Second, the tobacco-financed reports form one of the largest extant bodies of historical work on this topic for the post-1945 period. With a couple of exceptions, little has been published. How is that, given the topic's importance for public policy and high-stakes litigation?

This type of research is costly and time-consuming. It involves combing through dozens of print and broadcast sources spanning decades, often in non-indexed media. It's labor-intensive, requiring paid research assistants. The tobacco industry has deep pockets and its commissioned reports to date constitute a preferential "first draft" of cigarette smoking history for the post-1945 era in Canada.

One possible solution is the Social Sciences and Humanities Research Council, the federal agency which funds this type of research. This option is precarious. The applicant success rate is about 20 percent. The application process requires 60 to 80 hours.  In the past decade, SSHRC has reduced considerably its spending on tobacco-related projects. Since 2005 it has awarded $33 million in research grants, none of which have dealt with historical tobacco use.  

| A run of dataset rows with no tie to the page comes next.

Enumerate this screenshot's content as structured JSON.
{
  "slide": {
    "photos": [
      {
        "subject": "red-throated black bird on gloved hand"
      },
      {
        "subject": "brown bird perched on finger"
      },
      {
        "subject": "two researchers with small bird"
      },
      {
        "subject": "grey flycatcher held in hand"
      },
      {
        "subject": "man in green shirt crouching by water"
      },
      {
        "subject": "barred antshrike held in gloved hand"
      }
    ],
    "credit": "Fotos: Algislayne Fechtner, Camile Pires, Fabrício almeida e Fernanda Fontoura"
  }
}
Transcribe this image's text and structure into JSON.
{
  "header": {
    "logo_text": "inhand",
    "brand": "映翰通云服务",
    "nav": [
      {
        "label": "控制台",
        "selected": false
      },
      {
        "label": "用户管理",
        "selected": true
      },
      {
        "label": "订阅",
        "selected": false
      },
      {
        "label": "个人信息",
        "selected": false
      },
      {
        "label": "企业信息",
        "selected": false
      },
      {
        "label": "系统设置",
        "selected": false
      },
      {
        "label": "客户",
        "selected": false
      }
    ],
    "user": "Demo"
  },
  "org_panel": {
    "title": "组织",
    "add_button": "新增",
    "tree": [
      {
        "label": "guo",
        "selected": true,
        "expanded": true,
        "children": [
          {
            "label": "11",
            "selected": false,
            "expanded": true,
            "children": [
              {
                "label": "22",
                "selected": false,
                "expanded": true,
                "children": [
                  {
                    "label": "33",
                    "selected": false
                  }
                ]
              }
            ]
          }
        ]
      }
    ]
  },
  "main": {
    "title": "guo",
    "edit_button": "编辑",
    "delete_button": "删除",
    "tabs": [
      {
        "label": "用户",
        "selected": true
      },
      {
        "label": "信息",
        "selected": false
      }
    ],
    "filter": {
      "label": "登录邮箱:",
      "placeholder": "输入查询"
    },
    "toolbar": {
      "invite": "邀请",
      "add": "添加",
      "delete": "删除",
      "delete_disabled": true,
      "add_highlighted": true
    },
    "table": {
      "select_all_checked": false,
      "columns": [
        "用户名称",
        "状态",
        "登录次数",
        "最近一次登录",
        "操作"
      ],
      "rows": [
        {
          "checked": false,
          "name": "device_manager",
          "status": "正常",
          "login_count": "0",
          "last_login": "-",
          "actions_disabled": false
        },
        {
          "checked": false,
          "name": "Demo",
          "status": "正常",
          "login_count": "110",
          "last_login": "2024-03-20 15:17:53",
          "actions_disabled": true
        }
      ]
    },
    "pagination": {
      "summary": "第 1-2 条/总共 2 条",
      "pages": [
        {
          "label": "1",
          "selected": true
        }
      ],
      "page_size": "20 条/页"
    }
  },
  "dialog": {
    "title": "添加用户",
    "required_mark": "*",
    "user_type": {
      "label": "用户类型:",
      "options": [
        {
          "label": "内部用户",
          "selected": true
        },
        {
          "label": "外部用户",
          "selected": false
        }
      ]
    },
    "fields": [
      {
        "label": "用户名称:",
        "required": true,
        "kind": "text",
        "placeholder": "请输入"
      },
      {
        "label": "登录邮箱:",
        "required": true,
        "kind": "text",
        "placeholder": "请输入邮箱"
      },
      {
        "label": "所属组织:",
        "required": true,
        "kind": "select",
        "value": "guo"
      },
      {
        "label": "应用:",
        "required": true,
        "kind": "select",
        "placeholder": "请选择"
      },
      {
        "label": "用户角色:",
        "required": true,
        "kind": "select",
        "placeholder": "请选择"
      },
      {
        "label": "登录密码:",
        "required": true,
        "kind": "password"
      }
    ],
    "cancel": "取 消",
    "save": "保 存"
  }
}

The motto of Acadia University's Faculty of Arts is "Developing Critical Thinkers and Ethical Leaders for a Complex World." In 2009, then-Dean Perrins offered these words to Acadia students: "At their core, the arts play a central role in helping us to develop individual and societal senses of moral responsibility.”

May I suggest to Professor Perrins and colleagues working sub rosa for the tobacco industry that they demonstrate “moral responsibility” and “ethical leadership” by owning up publicly to what they have largely done privately. Cite your tobacco work on faculty web pages. Tweet about it. Publish your findings. Write a piece for History News Network. Come in from the cold.